WHEN Ford unveiled a dramatic turnaround plan earlier this year there looked to be serious industrial strife brewing.

Facing massive losses, the US carmaker wanted to close factories and make thousands of staff redundant in an attempt to cut its costs and streamline the business. Everyone wondered how the belligerent unions would react. They need not have worried.

By the time a company-imposed deadline for volunteers to come forward expired last week, almost half the US workforce had asked to leave.

Some 38,000 people had opted to take voluntary redundancy terms rather than stay.

And Ford has agreed to let every one of them go.

The mass exodus will be the biggest in US car-making history, beating the 34,000 departures agreed by General Motors last year.

So many employees want to go that Ford will be forced to hire temporary staff to keep its production lines running.

Ford originally hoped to lose 30,000 jobs, and has already wielded the axe elsewhere. So far this year, about 20,000 white collar workers have been asked to go.

The sheer number of people wanting out must hurt Ford chief executive Alan Mulally, but he knows the company must become more combative if it is to see off the challenge from Japan and Korea.

When the numbers were announced, he simply said: "We know in many cases decisions to leave the company were difficult for our employees.

"The acceptances received through this voluntary effort will help Ford to become more competitive."

Every US motor manufacturer is hurting. They face a potential double whammy: rising employee costs (pensions and healthcare add up to $1,400 to the cost of every car) and falling sales.

Ford, in particular, has been caught short as US buyers trade in their gas-guzzling SUVs and pick-ups for smaller, more fuel-efficient, vehicles. New models are coming, but right now Ford dealers have the wrong mix on their forecourts.

No wonder losses reached a terrifying $5.8bn in the three months to September - the worst set of figures for nearly 14 years.

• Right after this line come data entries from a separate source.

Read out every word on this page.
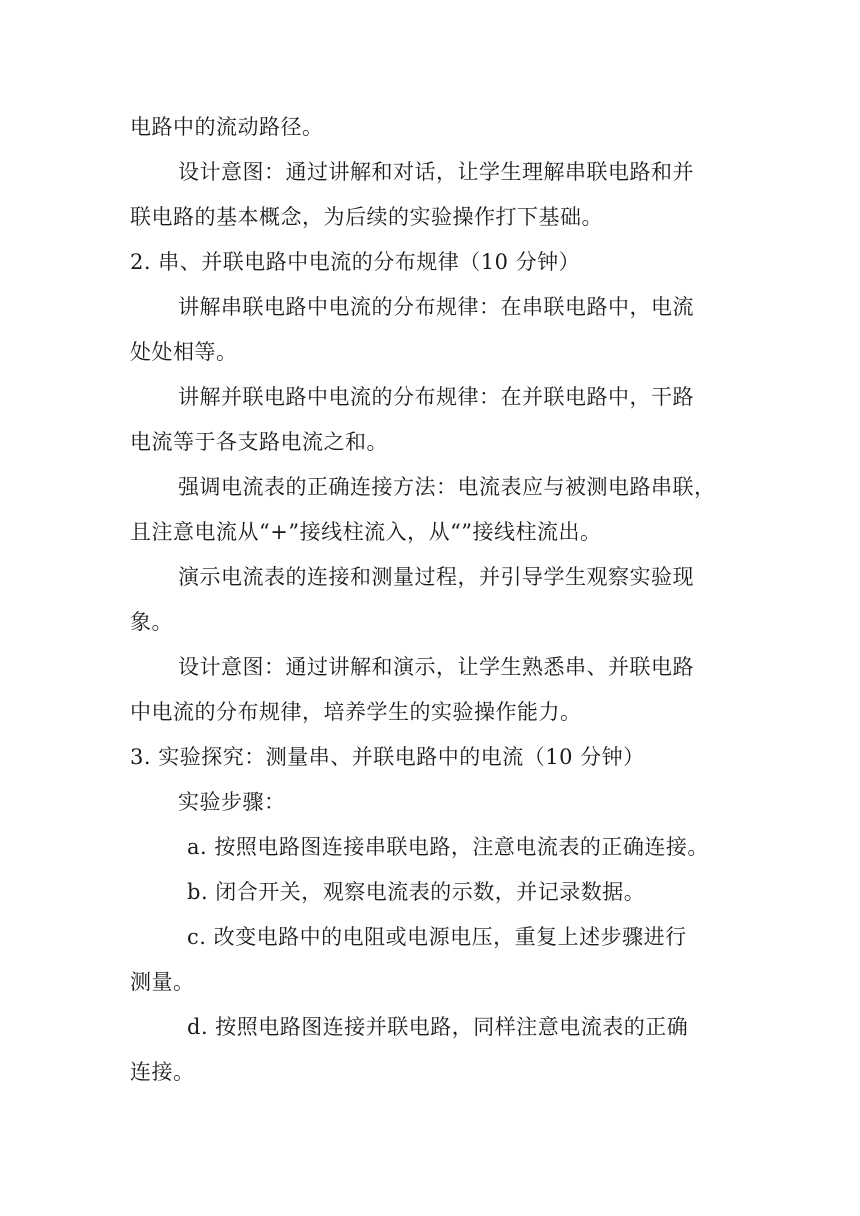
电路中的流动路径。
设计意图：通过讲解和对话，让学生理解串联电路和并
联电路的基本概念，为后续的实验操作打下基础。
2. 串、并联电路中电流的分布规律（10 分钟）
讲解串联电路中电流的分布规律：在串联电路中，电流
处处相等。
讲解并联电路中电流的分布规律：在并联电路中，干路
电流等于各支路电流之和。
强调电流表的正确连接方法：电流表应与被测电路串联，
且注意电流从“+”接线柱流入，从“”接线柱流出。
演示电流表的连接和测量过程，并引导学生观察实验现
象。
设计意图：通过讲解和演示，让学生熟悉串、并联电路
中电流的分布规律，培养学生的实验操作能力。
3. 实验探究：测量串、并联电路中的电流（10 分钟）
实验步骤：
a. 按照电路图连接串联电路，注意电流表的正确连接。
b. 闭合开关，观察电流表的示数，并记录数据。
c. 改变电路中的电阻或电源电压，重复上述步骤进行
测量。
d. 按照电路图连接并联电路，同样注意电流表的正确
连接。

Worse still, the strength of the dollar has made Japanese imports particularly appealing, but even the big foreign companies have been forced to offer incentives to keep punters buying.

The latest round of cuts will not be cheap. In order to keep the powerful United Autoworkers Union on side, Ford was forced to agree very generous redundancy terms. Lump sum offers of up to $140,000 are on the table for time-served workers.

Another alternative is four years' free college tuition and half-pay for younger employees, who want to retrain.

Analysts reckon Mulally is doing the right thing by cutting the workforce to meet retail demand.

And this month Ford went further, putting, among others, the whole of the Volvo car company up as security for $18bn in loans to help pay for its painful restructuring.

So far, Ford's US woes have had little impact in Europe, but its workers on this side of the Atlantic are undoubtedly nervous.

But production of the Fiesta ceased at Dagenham four years ago, and the engine factory that replaced it is doing relatively well.

Unions over here are correct when they say the UK workforce has already swallowed it's bad medicine - now it's the turn of the US.